Two relationships have come to their inevitable ends this week, and it's left me a little sad.
We'd been together for months, spent lots of time in each other's company, got rather close, but that's the way it goes in this writing life.
Allow me to introduce you to who I'm saying my goodbyes...
The small one in the foreground is the notebook I keep with me just about everywhere, and whip out for a scribble when an idea strikes. It's pocket sized, robust, and ideal for the job.
The larger one in the background is the formal A4 notebook, for the outlines of courses I'm giving, plus plans for stories, settings and characters.
I did something I probably shouldn't and went through them before putting them in the corner that full notebooks go in my study, and wow! Did that trigger some memories.
Stories that had worked out well, others that hadn't, characters I'd come to love, places I've visited to give talks - so many memories in a few pages of paper.
Is it me, or is it a writerly thing to develop an attachment to inanimate objects in this way? Or do they become more like friends, because of the time we spend together and how we confide our innermost thoughts to them?

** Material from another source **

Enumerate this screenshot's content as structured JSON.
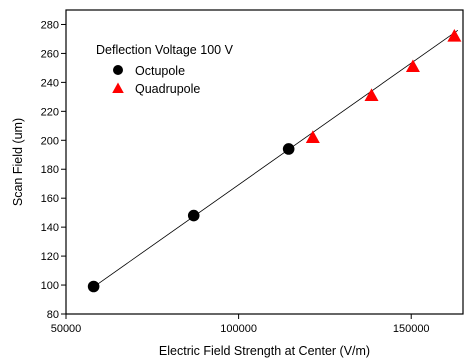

Anyway, it's been strange this week, no longer having them around. And perhaps this is just a temporary thing, but I'm finding it harder to write in their replacements.
Maybe it's just a question of time, and new and beautiful relationships will develop there. I certainly hope so.
Before I end my musings, a quick final thought - much of this blog has been downbeat, and I don't like to leave on a low, as you may have noticed, so... beware...
I also use the smaller notebook for jokes, and here's a favourite from its pages to end -
I saw a man in an AA van, driving along, and he was looking very sad, really miserable. And I thought to myself... that poor bloke is heading for a breakdown!